Report Number: CSL-TR-90-413
Institution: Stanford University, Computer Systems Laboratory
Title: An area-utility model for on-chip memories and its application
Author: Mulder, Johannes M.
Author: Quach, Nhon T.
Author: Flynn, Michael J.
Date: February 1990
Abstract: Utility can be defined as quality per unit of cost. The utility of a particular function in a microprocessor can be defined as its contribution to the overall processor performance per unit of implementation cost. In the case of on-chip data memory (e.g., registers, caches) the performance contribution can be reduced to its effectiveness in reducing memory traffic or in reducing the average time to fetch operands. An important cost measure for on-chip memory is occupied area. On-chip memory performance, however, is expressed much more easily as a function of size (the storage capacity) than as a function of area. Simple models have been proposed for mapping memory size to occupied area. These models, however, are of unproven validity and only apply when comparing relatively large buffers ( 128 words for caches, 32 words for register sets) of the same structure (e.g., cache versus cache). In this paper we present an area model for on-chip memories. The area model considers the supplied bandwidth of the individual memory cells and includes such overhead as control logic, driver logic, and tag storage, thereby permitting comparison of data buffers of different organizations and of arbitrary sizes.

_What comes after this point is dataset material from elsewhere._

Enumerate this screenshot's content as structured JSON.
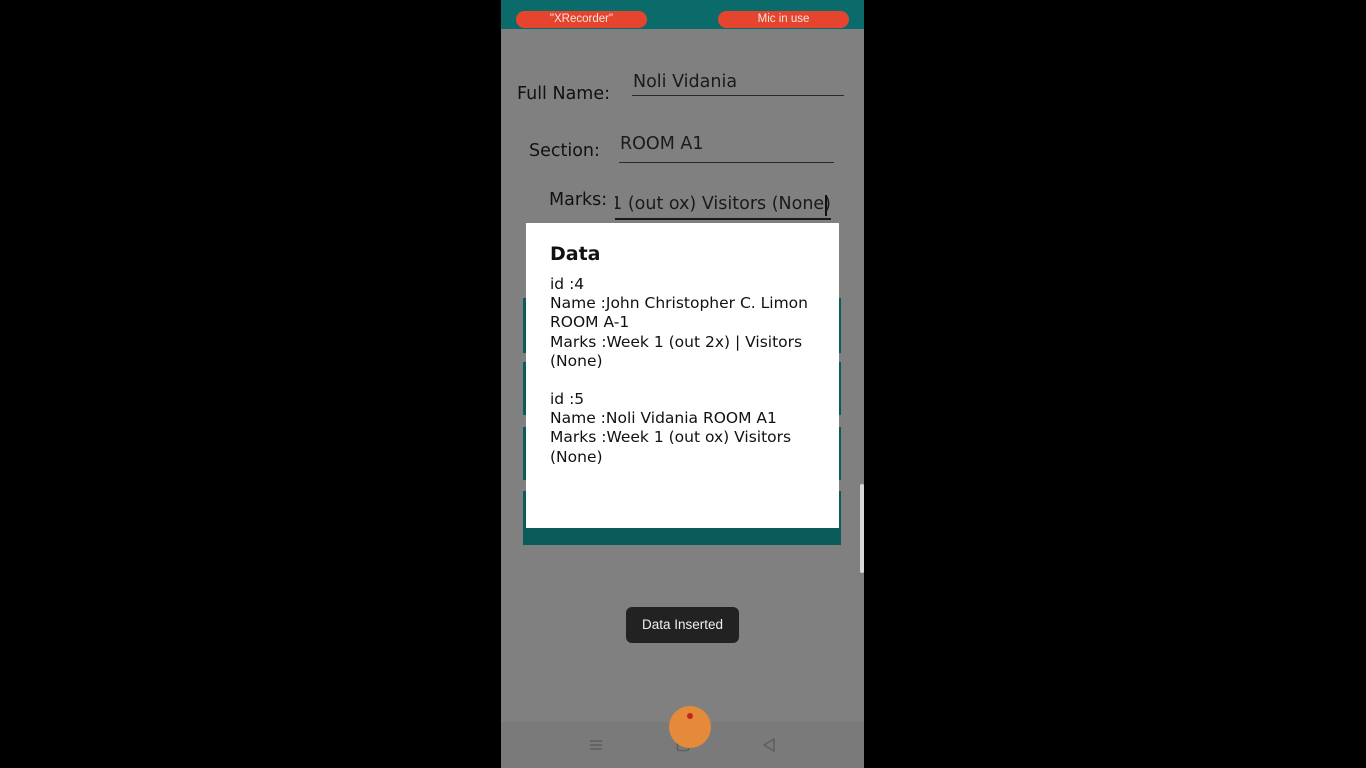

The model gave less than 10% error when verified against real caches and register files. Using this area-utility measure F(Performance,Area), we first investigated the performance of various cache organizations and then compared the performance of register buffers (e.g., register sets, multiple overlapping sets) and on-chip caches. Comparing cache performance as a function of area, rather than size, leads to a significantly different set of organizational tradeoffs. Caches occupy more area per bit than register buffers for sizes of 128 words or less. For data caches, line size is a primary determinant of performance for small sizes while write policy becomes the primary factor for larger caches. For the same area, multiple register sets have poorer performance than a single register set with cache except when the memory access time is very fast (under 3 processor cycles).